After she passed, the judge granted a motion by defense attorney Joshua Faett to withdraw the no-contest plea to aggravated child abuse, a first-degree felony.

She had agreed to the plea under the condition that she would face up to three years in prison, not 30, the maximum under the law.

On Friday, the judge detailed the long history of the case, saying he’d felt uncomfortable having to sentence Guardascione. He then commended Assistant State Attorney Deb Cunningham for filing a notice, dismissing the charge.

Guardascione, who is Italian and speaks broken English, looked stunned as she left with her daughter-in-law, who referred comments to Guardascione’s defense attorney.

Faett said he had to tell the family three times before the news sunk in.

“She was at the wrong place at the wrong time,” Faett said, reiterating his medical expert’s opinion that such injuries could be caused at birth. “Whoever is left holding the baby at the time is charged.”

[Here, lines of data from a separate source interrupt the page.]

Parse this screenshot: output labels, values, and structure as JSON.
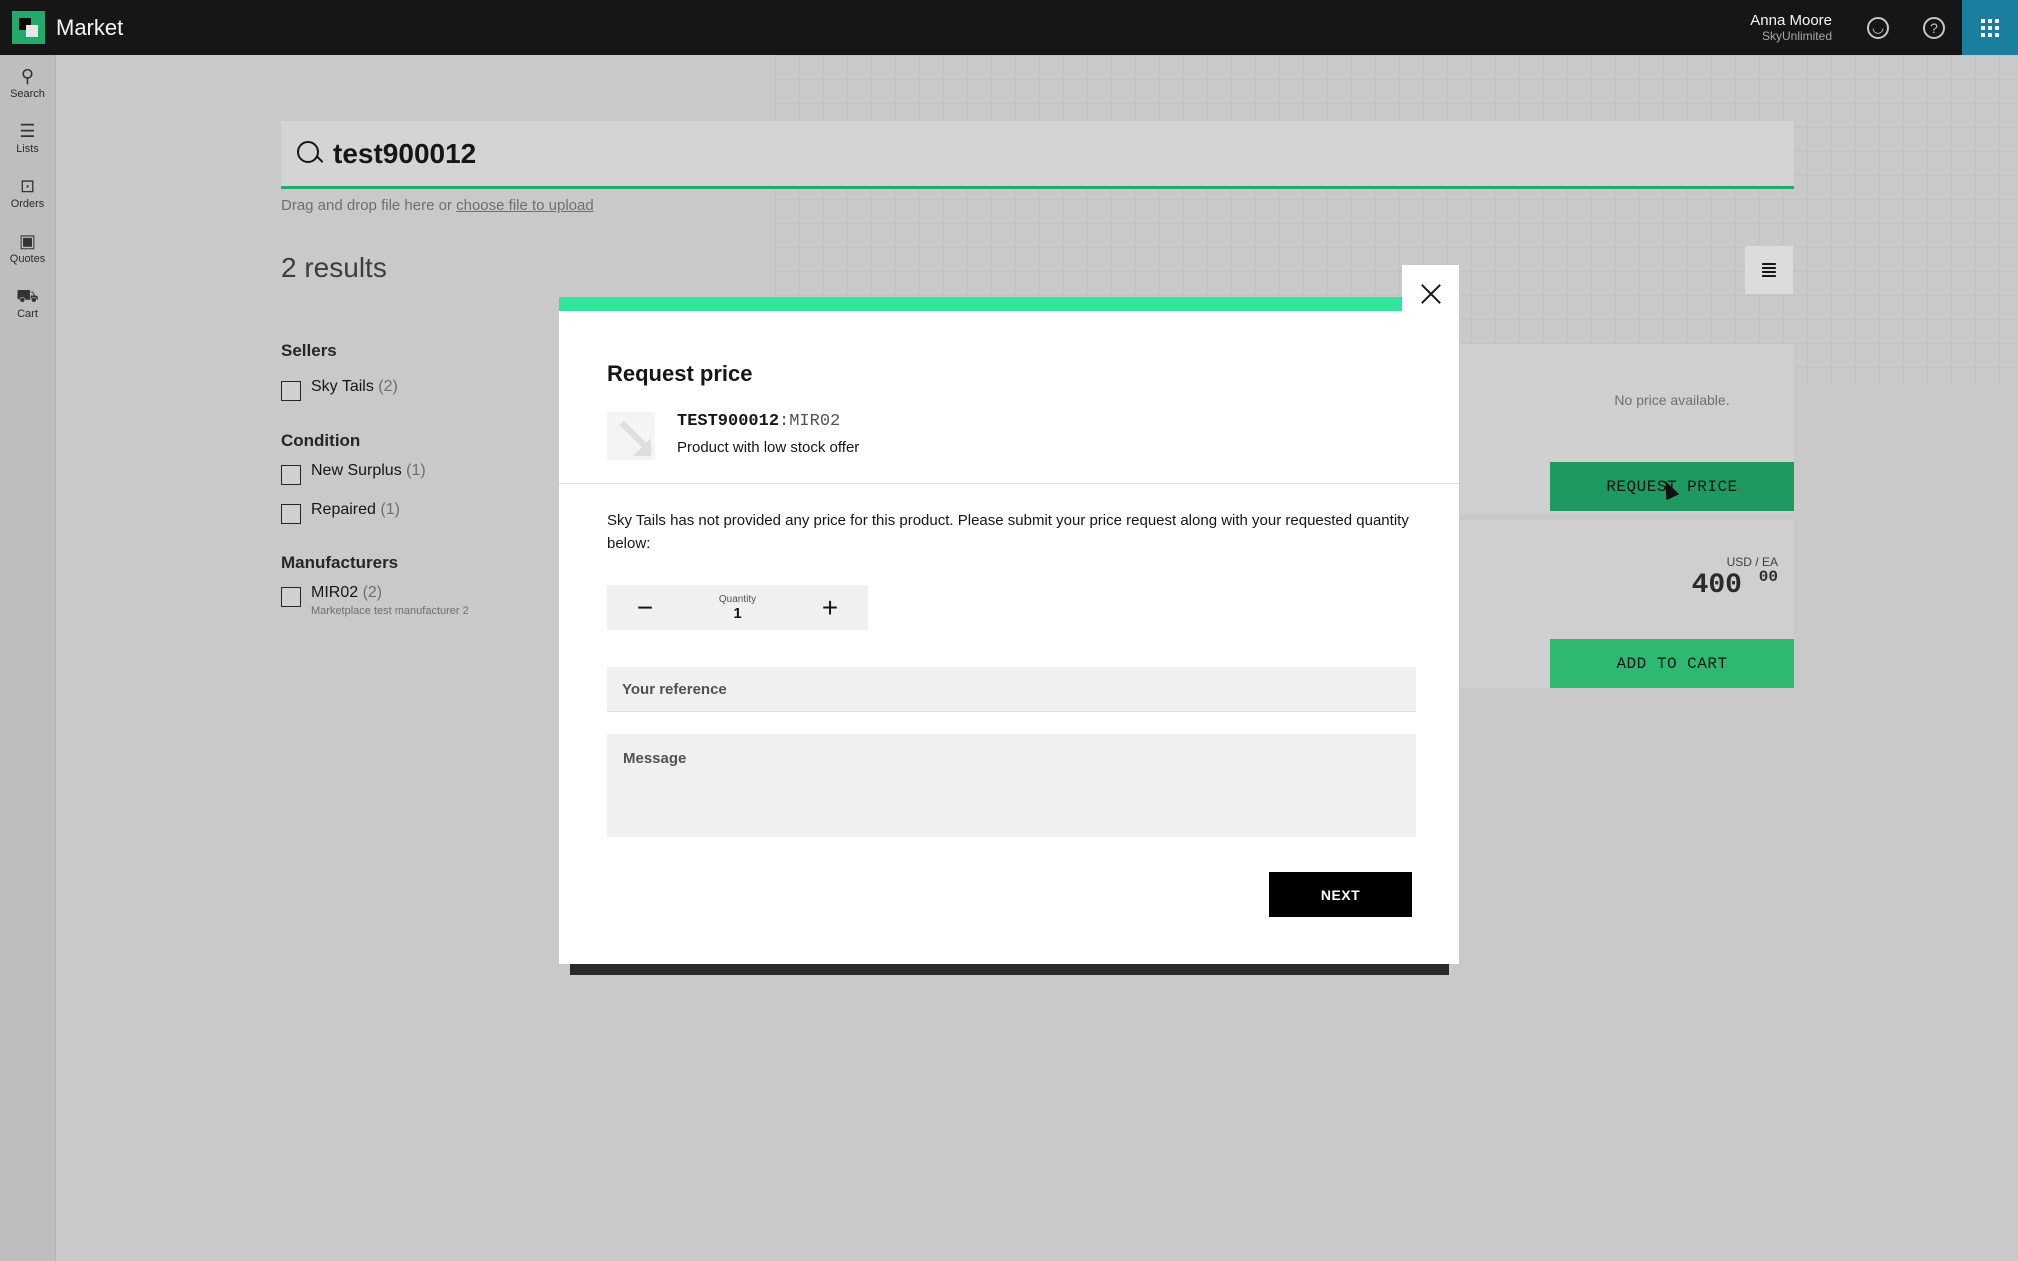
{
  "app": {
    "title": "Market"
  },
  "user": {
    "name": "Anna Moore",
    "org": "SkyUnlimited"
  },
  "leftnav": {
    "items": [
      {
        "label": "Search",
        "icon": "search-icon"
      },
      {
        "label": "Lists",
        "icon": "list-icon"
      },
      {
        "label": "Orders",
        "icon": "orders-icon"
      },
      {
        "label": "Quotes",
        "icon": "quotes-icon"
      },
      {
        "label": "Cart",
        "icon": "cart-icon"
      }
    ]
  },
  "search": {
    "value": "test900012",
    "upload_text": "Drag and drop file here or",
    "upload_link": "choose file to upload"
  },
  "results": {
    "count_label": "2 results"
  },
  "facets": {
    "sellers": {
      "title": "Sellers",
      "options": [
        {
          "label": "Sky Tails",
          "count": "(2)"
        }
      ]
    },
    "condition": {
      "title": "Condition",
      "options": [
        {
          "label": "New Surplus",
          "count": "(1)"
        },
        {
          "label": "Repaired",
          "count": "(1)"
        }
      ]
    },
    "manufacturers": {
      "title": "Manufacturers",
      "options": [
        {
          "label": "MIR02",
          "count": "(2)",
          "sub": "Marketplace test manufacturer 2"
        }
      ]
    }
  },
  "offers": {
    "no_price_text": "No price available.",
    "request_price_label": "REQUEST PRICE",
    "price_unit": "USD / EA",
    "price_main": "400",
    "price_cents": "00",
    "add_to_cart_label": "ADD TO CART"
  },
  "modal": {
    "title": "Request price",
    "product_code": "TEST900012",
    "product_separator": ":",
    "product_mfr": "MIR02",
    "product_name": "Product with low stock offer",
    "info": "Sky Tails has not provided any price for this product. Please submit your price request along with your requested quantity below:",
    "quantity_label": "Quantity",
    "quantity_value": "1",
    "reference_placeholder": "Your reference",
    "message_placeholder": "Message",
    "next_label": "NEXT"
  },
  "colors": {
    "accent_green": "#2ee59a",
    "button_green": "#1e9a60",
    "topbar": "#161616",
    "apps_blue": "#1a7f9e"
  }
}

It’s uncertain whether the boy, nearly 4 years old now, suffered permanent injuries. His father cited concern over possible speech problems, but was uncertain whether they’d last.

“Our reason for (dropping charges) was that with the information that the victim’s father provided … and the new information that came to light during the re-interview of the defendant following her polygraph, we felt we could not prove the case beyond a reasonable doubt,” Cunningham said, referring to the father’s desire not to prosecute an innocent woman.

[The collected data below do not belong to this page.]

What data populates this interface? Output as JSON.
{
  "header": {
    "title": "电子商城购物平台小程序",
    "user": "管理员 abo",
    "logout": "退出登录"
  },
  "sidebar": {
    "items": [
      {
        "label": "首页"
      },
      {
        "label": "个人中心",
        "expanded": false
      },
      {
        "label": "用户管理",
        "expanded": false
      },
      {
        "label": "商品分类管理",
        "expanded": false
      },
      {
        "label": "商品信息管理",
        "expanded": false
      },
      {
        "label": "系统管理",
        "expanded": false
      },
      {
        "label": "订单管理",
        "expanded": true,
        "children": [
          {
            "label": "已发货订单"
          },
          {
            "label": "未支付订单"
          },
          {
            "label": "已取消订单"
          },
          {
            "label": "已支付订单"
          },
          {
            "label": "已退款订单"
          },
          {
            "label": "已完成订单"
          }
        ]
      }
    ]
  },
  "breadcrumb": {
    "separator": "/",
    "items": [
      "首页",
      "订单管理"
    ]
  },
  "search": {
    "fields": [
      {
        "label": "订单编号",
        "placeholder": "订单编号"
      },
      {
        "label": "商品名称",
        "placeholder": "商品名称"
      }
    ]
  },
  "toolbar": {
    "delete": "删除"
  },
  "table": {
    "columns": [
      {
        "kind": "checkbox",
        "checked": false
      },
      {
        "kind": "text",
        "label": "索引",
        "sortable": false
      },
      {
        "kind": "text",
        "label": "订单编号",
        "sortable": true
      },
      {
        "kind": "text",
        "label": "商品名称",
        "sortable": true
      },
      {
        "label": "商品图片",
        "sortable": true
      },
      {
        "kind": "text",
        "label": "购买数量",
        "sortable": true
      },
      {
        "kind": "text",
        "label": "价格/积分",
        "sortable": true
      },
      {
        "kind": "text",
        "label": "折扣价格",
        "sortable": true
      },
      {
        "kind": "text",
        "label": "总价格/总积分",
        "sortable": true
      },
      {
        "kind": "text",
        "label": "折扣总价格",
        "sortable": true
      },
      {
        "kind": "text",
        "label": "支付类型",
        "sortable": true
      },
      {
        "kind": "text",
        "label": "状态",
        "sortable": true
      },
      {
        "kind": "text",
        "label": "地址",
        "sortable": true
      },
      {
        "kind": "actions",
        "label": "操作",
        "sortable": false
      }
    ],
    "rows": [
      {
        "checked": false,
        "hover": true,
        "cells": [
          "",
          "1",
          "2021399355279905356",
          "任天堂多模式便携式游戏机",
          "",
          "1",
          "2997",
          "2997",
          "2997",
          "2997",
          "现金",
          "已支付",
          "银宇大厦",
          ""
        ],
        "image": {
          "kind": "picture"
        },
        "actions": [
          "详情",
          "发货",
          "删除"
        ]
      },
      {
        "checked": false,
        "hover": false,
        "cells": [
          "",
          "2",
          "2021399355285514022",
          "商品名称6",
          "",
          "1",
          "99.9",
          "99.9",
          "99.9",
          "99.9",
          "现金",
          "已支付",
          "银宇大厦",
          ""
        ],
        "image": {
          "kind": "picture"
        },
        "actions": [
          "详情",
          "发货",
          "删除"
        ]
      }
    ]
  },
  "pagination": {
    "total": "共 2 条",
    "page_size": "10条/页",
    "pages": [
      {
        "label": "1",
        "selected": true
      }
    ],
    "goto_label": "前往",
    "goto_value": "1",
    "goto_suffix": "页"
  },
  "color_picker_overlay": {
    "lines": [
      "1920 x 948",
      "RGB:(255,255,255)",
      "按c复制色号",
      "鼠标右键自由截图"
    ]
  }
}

Guardascione, who operated a small, informal day care service in her home, called 911 on Nov. 6, 2006, to report the baby, who had been crying all day and week, appeared injured.

The baby was taken by medical helicopter to Lee Memorial Hospital in Fort Myers for emergency brain surgery and transferred to All Children’s Hospital in Tampa, where tests showed he had a subdural hematoma so severe it was causing part of his brain to shift to the other side. He couldn’t move his right side, the left side of his face drooped, and he needed further emergency surgery to stop the bleeding.

Doctors determined it was shaken-baby syndrome, a controversial diagnosis.

Faett hired a nationally known expert who made headlines in cases that included one in which a Boston nanny serving time in prison was freed and sentenced to time served.